On ne peut remettre en cause a priori la légitimité d'un programme de dépistage de la surdité, mais différentes questions se posent : celle du moment de ce dépistage – dès la naissance, à trois mois, à six mois ? – ; celle des conditions dans lesquelles ce diagnostic est réalisé – par des oto-rhino-laryngologistes hospitaliers ? Par des praticiens libéraux ? En présence de psychologues spécialisés dans la petite enfance ? Avec quel lieu d'accueil pour les parents ? La question se pose aussi de la finalité du dépistage : prendra-t-on en compte l'intérêt exclusif de l'enfant, ou ira-t-on vers un appareillage hâtif en implants cochléaires ?

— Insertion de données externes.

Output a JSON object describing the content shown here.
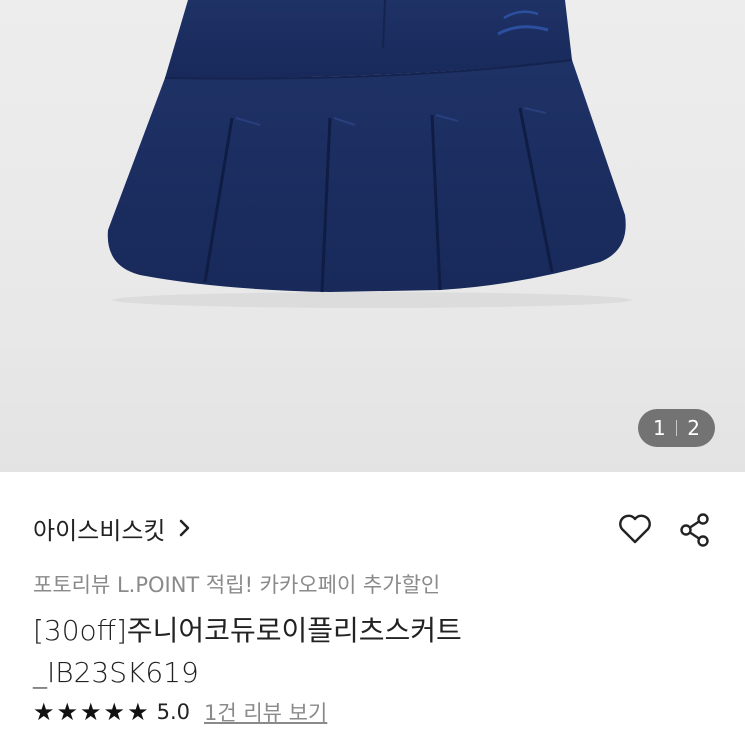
{
  "gallery": {
    "current_page": "1",
    "total_pages": "2",
    "image_subject": "navy pleated corduroy skirt"
  },
  "product": {
    "brand": "아이스비스킷",
    "promo": "포토리뷰 L.POINT 적립! 카카오페이 추가할인",
    "title_line1": "[30off]주니어코듀로이플리츠스커트",
    "title_line2": "_IB23SK619",
    "rating": "5.0",
    "rating_stars": 5,
    "review_link": "1건 리뷰 보기"
  },
  "icons": {
    "brand_chevron": "chevron-right-icon",
    "wishlist": "heart-icon",
    "share": "share-icon",
    "star": "star-icon"
  },
  "colors": {
    "skirt": "#1b2e5e",
    "page_pill": "#737373",
    "muted_text": "#8a8a8a"
  }
}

En l'état, la proposition de loi soulève plus d'interrogations sur l'orientation des politiques de santé publique et d'inquiétudes sur la remise en cause de la liberté de choix des parents qu'elle n'apporte de réponses. On ne peut balayer d'un revers de main les craintes qu'exprime notamment la Fédération nationale des sourds de France, non sur le principe même du dépistage, mais sur son caractère trop précoce et sur le risque induit que les enfants soient aiguillés vers le seul traitement par le son. L'exigence de garantir réellement la liberté de choix de la famille en matière de communication et l'accès précoce aux langues signées ne peut être négligée.
Par ailleurs, les psychiatres soulignent la violence de l'annonce faite à une mère de la surdité profonde de son nourrisson au lendemain de la naissance, au moment même où doit se tisser le lien psychique étroit nécessaire au bon développement de l'enfant, et les conséquences pathologiques que cette annonce peut avoir pour la mère et pour l'enfant. Cet argument vaut d'autant plus que l'accueil des parturientes et des nouvelles accouchées est déshumanisé par la faiblesse des moyens en personnel – et la proposition de loi ne répond pas à la question des moyens.

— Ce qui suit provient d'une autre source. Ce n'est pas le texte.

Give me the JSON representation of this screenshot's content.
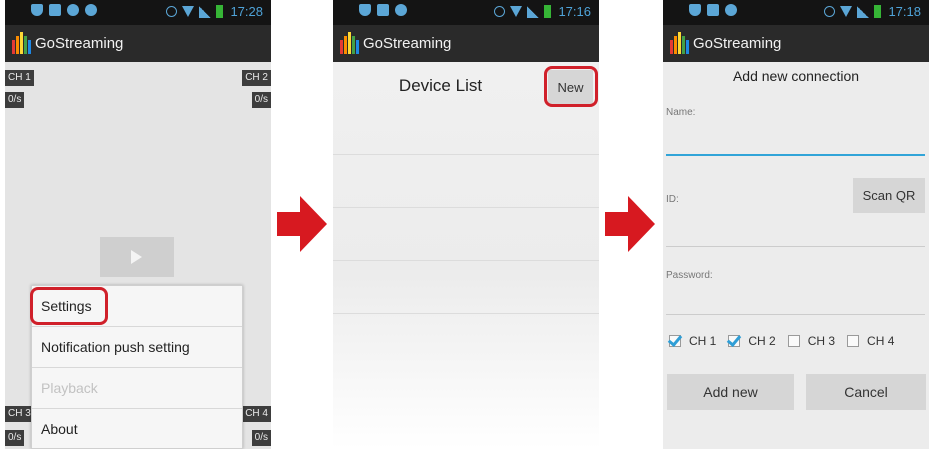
{
  "colors": {
    "highlight": "#d0202a",
    "arrow": "#d71920",
    "checkbox": "#2f9ed6",
    "status_icons": "#5ba6d6",
    "battery": "#36b536"
  },
  "screens": [
    {
      "status_time": "17:28",
      "app_title": "GoStreaming",
      "channels": {
        "ch1": "CH 1",
        "ch2": "CH 2",
        "ch3": "CH 3",
        "ch4": "CH 4",
        "rate": "0/s"
      },
      "play_icon": "play-icon",
      "menu": [
        "Settings",
        "Notification push setting",
        "Playback",
        "About"
      ]
    },
    {
      "status_time": "17:16",
      "app_title": "GoStreaming",
      "title": "Device List",
      "new_button": "New"
    },
    {
      "status_time": "17:18",
      "app_title": "GoStreaming",
      "title": "Add new connection",
      "name_label": "Name:",
      "id_label": "ID:",
      "scan_button": "Scan QR",
      "password_label": "Password:",
      "channels": [
        {
          "label": "CH 1",
          "checked": true
        },
        {
          "label": "CH 2",
          "checked": true
        },
        {
          "label": "CH 3",
          "checked": false
        },
        {
          "label": "CH 4",
          "checked": false
        }
      ],
      "add_button": "Add new",
      "cancel_button": "Cancel"
    }
  ]
}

Enfin, la démarche médico-technique qu'est le dépistage précoce systématique de la surdité néonatale soulève une question éthique que les auteurs de la proposition de loi n'abordent pas. En effet, dans son avis de 2006, le Comité consultatif national d'éthique soulignait que « les évolutions technologiques portées par la louable ambition de favoriser l'intégration de l'enfant dans l'univers des entendants en développant ses capacités d'audition et d'oralisation s'accompagnent d'une interrogation éthique que notre société ne peut se permettre de négliger. Il serait notamment regrettable que les avancées accomplies dans le dépistage précoce et l'audiophonologie ne contribuent indirectement à réactiver d'anciens préjugés sur la surdité longtemps perçue comme un handicap mental » Et le comité consultatif de mettre en garde : « De tels préjugés peuvent être propagés involontairement par le choix de politiques de dépistage et de suivi trop contraignantes pour les parents et les enfants sourds, avec le risque que les progrès réalisés dans la sophistication des techniques de dépistage et de l'aide acoustique donnent lieu à une politique sanitaire standardisée, trop médicalisée et indifférente aux aspects humains des déficits auditifs. »
La proposition de loi ne réunit pas les garanties indispensables pour éviter de tels risques. C'est pourquoi nous ne pouvons la voter en l'état.